Un savoir-faire transnational établi par les communautés mexicaines
Les communautés mexicaines installées aux États-Unis entretiennent des relations solides avec leurs lieux d’origine, en particulier dans le centre-ouest du Mexique. Cette solidité s’est construite à travers la construction progressive de formes de mise en relation intenses, incluant circulation des personnes, des biens, de l’information et de l’argent au sein d’espaces migratoires structurés. De façon générale, si ces dispositifs transnationaux perdurent et se renouvellent, c’est grâce au développement d’un savoir-faire de la circulation, qui articule expériences individuelles et collectives de la mobilité et de l’échange. Le maintien du lien tient aussi à la confiance dans un certain nombre d’opérateurs (formels ou informels).
Qu’il s’agisse de groupes organisés pour la préparation d’évènements binationaux, de micro-compagnies de transport ou de convoiement de fonds, de mise en place de projets sociaux dans le lieu d’origine, les dynamiques sociales du transnationalisme se sont développées en réseau structuré par toutes formes de mobilités et de circulations, réduisant les distances. Ces systèmes transnationaux de la circulation ont aussi permis à plusieurs générations de migrants internationaux d’évoluer ou de s’établir de part-et-d’autre de l’espace migratoire, malgré les contraintes politiques ou normatives des États.

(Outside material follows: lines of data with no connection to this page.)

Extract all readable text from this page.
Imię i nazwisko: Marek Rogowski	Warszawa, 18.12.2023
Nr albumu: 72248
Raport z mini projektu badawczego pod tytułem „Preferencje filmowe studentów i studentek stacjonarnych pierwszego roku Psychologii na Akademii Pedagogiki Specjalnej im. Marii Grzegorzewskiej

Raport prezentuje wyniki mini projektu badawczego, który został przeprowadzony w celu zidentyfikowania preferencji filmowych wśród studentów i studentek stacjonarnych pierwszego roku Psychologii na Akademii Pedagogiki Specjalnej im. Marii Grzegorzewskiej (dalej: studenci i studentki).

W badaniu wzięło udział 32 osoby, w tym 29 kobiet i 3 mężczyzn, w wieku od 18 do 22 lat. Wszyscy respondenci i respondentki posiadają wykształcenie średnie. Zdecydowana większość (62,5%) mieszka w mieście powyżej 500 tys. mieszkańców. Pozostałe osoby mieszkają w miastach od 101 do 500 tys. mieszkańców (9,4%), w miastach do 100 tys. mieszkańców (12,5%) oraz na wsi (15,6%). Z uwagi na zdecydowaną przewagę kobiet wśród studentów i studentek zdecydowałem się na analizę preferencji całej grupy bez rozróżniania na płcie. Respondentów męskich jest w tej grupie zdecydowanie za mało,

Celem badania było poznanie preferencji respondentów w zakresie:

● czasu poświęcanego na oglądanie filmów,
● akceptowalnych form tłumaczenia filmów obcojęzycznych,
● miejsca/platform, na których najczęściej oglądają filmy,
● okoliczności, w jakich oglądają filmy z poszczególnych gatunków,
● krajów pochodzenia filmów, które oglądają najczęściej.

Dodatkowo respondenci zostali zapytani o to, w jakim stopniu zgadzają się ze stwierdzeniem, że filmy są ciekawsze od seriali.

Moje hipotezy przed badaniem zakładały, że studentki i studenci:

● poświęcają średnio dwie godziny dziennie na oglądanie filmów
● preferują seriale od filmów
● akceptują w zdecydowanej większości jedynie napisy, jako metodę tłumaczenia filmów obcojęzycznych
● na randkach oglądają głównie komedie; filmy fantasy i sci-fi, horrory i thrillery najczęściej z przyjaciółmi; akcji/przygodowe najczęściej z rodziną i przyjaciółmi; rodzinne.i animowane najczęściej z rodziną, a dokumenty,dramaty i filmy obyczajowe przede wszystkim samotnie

Devenir d’un espace transnational contraint : l’expérience des migrants centraméricains
Aujourd’hui, la situation des populations migrantes centraméricaines pose la question de la construction et de la mobilisation de dispositifs transnationaux sous de nouvelles formes. Comme le montre cette carte[1]Parue dans Hérodote, n°4–171 en 2018, l’espace frontière est dorénavant un pays entier : le Mexique. L’externalisation de la politique migratoire étatsunienne et les intérêts géopolitiques du Mexique ont conduit à la construction d’un espace de contrôle étendu, générant lieux de blocage, d’attente et de reconfiguration des trajectoires migratoires devenues très incertaines, dans un contexte général où la violence fait partie d’un panorama quotidien préoccupant.
La mobilisation de ressources transnationales permises par les logiques de réseaux préexistants y est complexe. Si les communautés centraméricaines basées aux États-Unis depuis les années 1990 peuvent jouer un rôle, celui-ci reste modeste. Cela tient non seulement au fait que les populations en mouvement présentent des caractéristiques différentes et sont peu liées aux migrants de ces périodes-là. Mais c’est aussi et surtout que l’enjeu est tout autre. Il s’agit de créer les conditions du franchissement d’un espace du risque, de couvrir les besoins liés à des situations de vulnérabilité qui s’étendent dans le temps comme dans l’espace.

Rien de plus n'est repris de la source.